26. Lower down he says :
That seems to me another way of saying that from the nature of the contract it cannot be supposed the parties, as reasonable men, intended it to be binding on them under such altered conditions. Were the altered conditions such that, had they thought of them, they would have taken their chance of them, or such that as sensible men they would have said 'if that happens, of course, it is all over between us' V What, in fact, was the true meaning of the contract Since the parties have not provided for the contingency, ought a Court to say it is obvious they would have treated the thing as at an end':
27. If it is necessary so to do, I think one may fairly imply a condition here that the goods were to be manufactured and supplied by the Mills: and that if that condition was not fulfilled, (both parties were to be released quoad those unmanufactured goods.
28. It is argued for. the plaintiffs that the only object of stating that the goods were to be manufactured was to distinguish them from ready goods, and to entitle the vendor to deliver the goods by instalments as received from the Mills, which but for this stipulation he would not be entitled to do.
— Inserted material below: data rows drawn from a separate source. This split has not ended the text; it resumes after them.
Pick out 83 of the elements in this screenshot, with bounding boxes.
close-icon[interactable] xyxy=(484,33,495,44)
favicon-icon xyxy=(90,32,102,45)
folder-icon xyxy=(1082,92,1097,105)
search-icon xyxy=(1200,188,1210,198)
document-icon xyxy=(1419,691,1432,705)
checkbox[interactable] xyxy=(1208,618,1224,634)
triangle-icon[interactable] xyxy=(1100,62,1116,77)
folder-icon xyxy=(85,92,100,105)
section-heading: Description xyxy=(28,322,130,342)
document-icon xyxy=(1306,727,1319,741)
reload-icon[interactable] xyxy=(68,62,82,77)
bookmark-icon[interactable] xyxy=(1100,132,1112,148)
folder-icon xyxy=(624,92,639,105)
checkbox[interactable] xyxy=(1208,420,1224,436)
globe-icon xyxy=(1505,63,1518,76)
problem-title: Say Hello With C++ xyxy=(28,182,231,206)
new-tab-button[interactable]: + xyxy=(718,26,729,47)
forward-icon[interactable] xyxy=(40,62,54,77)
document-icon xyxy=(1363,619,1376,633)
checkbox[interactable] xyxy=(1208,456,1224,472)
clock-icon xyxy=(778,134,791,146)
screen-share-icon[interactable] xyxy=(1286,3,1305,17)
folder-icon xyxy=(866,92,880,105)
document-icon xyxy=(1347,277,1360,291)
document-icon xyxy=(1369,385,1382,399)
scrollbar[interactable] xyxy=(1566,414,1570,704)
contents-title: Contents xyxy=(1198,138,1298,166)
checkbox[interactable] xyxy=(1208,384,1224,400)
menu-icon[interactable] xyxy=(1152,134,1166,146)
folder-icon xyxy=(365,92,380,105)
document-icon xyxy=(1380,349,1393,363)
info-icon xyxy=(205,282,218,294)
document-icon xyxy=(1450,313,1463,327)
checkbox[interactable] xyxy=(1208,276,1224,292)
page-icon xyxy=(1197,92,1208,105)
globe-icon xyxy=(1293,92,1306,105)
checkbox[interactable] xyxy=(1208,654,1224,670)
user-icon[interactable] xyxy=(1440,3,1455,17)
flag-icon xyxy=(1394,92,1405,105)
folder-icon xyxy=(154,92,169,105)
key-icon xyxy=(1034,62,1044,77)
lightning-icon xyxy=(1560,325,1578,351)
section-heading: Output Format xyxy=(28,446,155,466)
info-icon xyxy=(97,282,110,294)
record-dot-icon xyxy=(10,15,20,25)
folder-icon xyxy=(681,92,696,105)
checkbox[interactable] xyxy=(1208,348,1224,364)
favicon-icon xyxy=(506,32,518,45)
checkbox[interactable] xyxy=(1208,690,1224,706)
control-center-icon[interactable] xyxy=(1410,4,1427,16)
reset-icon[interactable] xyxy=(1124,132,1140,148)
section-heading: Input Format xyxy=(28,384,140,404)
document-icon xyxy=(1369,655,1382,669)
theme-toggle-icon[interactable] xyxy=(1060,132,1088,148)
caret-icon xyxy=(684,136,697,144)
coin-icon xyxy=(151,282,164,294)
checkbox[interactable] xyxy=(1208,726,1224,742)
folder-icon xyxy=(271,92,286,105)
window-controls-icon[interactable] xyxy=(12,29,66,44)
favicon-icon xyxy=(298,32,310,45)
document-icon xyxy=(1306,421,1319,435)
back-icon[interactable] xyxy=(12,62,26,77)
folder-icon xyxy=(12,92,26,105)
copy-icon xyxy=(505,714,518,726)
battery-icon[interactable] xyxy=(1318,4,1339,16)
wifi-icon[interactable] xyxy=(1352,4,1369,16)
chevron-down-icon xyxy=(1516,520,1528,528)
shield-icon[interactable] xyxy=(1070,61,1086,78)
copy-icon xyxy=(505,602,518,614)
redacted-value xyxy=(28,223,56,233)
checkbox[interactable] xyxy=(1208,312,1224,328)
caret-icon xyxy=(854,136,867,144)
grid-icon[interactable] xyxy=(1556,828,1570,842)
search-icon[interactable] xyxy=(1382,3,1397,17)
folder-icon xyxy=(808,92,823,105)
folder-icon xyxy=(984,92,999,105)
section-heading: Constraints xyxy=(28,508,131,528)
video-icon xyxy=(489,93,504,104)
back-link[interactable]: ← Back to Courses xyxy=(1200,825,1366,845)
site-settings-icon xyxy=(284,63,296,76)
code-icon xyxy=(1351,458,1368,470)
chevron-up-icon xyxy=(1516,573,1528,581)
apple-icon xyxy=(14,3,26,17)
This may have been one object, but in my opinion it was not the only object. This still leaves one with this, viz., that both parties contemplated that the goods would be received from the Mills-an event which in fact did not happen. There is therefore some resemblance between the present case and Howell v. Cowpland (1876) 1 Q.B.D. 258 where both parties anticipated that a crop of potatoes would be grown on defendant's land, but in fact most of it perished from disease without default on the part of the defendant. Then the defendant was held excused by reason of his being prevented by causes for which he was not answerable (per James L. J. at p. 262).
29. In the result, I am of opinion that on the true construction of the suit contract, and having regard to the surrounding circumstances, the vendor did not warrant the manufacture and supply by the Mills of the goods in question, and that accordingly the decision of the Court below is correct.
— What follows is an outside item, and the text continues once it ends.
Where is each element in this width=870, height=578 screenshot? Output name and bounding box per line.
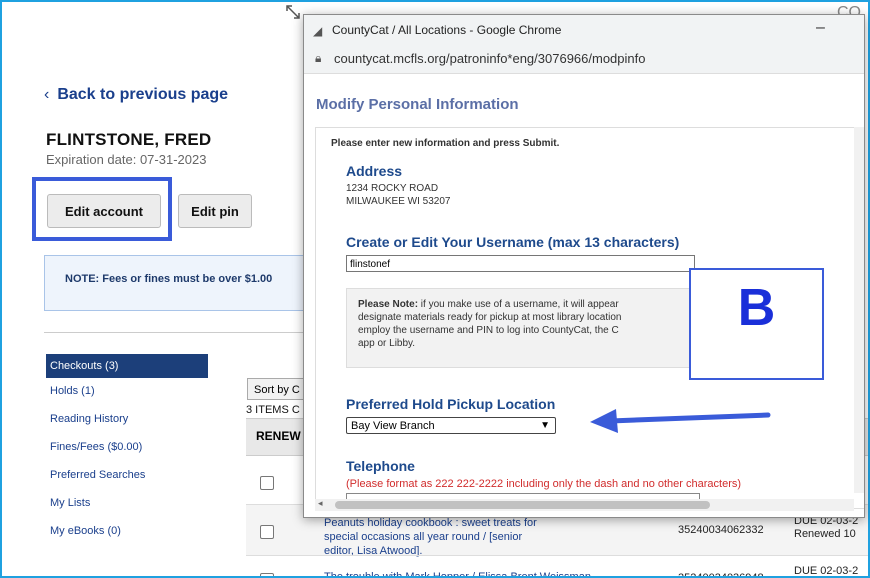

30. I should add that there is no question here of the vendor being in default with the Mills, or having put it out of his power to give delivery of the suit goods. It is unnecessary, therefore, to consider whether an obligation on his part should be implied not at any rate wilfully to prevent fulfilment of the suit contract: see Hamlyn & Co. v. Wood & Co.  2 Q.B. 488 We are not dealing with the case of a dishonest vendor who deliberately breaks his contract with the Mills. If any body is in default it is the Mills and not the vendor. But the fact appears to be that the Mills could not give delivery, because a large proportion of their looms were engaged on Government contracts.
31. Accordingly, I agree that the appeal should be dismissed and that the cross-objections should be dismissed in both cases with costs.